The main key difference between step-up and step down transformers is, the step-up transformer raises the output voltage whereas the step-down transformer reduces the output current. Here this article gives information about the main key difference between step up and steps down transformer are listed below.

Definition of a step-down transformer:


A step-down transformer reduces the output voltage or in other words, converts high voltage, low current power into voltage, high current power. Our power circuit carries voltage from 230-110 v but the doorbell requires only 16v.
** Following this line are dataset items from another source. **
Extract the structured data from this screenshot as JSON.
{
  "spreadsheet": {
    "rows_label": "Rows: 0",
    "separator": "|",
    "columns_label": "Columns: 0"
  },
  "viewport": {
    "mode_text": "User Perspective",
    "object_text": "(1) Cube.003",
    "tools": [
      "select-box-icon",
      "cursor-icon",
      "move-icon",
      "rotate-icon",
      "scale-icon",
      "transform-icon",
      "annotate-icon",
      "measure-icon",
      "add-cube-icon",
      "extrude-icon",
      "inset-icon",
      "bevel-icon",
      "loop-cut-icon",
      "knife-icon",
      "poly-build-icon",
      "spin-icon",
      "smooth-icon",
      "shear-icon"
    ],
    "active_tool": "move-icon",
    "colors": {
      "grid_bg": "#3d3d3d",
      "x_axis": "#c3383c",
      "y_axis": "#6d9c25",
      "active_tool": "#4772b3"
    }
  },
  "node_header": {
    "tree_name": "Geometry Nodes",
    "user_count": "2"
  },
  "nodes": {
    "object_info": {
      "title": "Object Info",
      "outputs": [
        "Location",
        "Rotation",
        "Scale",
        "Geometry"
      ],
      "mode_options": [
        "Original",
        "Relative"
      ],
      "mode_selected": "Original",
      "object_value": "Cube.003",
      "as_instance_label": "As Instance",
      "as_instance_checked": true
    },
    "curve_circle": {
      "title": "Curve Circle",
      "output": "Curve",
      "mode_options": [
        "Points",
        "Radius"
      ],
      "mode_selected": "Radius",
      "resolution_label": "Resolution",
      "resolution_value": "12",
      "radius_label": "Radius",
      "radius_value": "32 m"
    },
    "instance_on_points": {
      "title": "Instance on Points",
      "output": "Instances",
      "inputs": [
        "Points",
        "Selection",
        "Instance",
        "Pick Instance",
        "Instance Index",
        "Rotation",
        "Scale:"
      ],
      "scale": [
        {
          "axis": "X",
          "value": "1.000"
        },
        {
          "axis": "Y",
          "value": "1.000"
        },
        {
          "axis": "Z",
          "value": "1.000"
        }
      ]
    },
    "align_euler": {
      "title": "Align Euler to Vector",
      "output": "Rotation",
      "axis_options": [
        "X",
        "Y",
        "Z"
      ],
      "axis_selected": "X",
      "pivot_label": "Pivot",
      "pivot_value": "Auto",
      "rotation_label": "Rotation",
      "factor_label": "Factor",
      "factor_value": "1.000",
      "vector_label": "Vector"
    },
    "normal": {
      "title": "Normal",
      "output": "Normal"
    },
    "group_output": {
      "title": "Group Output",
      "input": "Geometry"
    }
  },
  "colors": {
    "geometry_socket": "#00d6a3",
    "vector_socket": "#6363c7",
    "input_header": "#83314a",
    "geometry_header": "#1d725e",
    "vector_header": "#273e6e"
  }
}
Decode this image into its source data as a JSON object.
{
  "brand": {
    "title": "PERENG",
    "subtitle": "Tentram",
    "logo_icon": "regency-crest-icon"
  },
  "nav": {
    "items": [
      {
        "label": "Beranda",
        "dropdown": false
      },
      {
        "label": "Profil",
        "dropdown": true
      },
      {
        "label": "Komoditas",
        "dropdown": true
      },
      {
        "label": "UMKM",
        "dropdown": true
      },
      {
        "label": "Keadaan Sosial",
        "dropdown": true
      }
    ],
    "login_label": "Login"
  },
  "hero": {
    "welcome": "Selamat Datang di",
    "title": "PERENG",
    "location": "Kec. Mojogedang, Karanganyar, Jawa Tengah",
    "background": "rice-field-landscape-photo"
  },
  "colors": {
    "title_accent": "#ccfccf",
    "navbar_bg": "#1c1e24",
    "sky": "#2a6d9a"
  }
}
Therefore the step-down transformer should be used to reduce the voltage from around 110v or the voltage from 220v to 16v. 

Definition of step-up transformer:


When the voltage is raised on the output side, That time the transformer is called the step-up transformer. In this transformer, the number of turns in the secondary winding is always greater than the turns in the primary winding because a high voltage is developed on the secondary side of a transformer. 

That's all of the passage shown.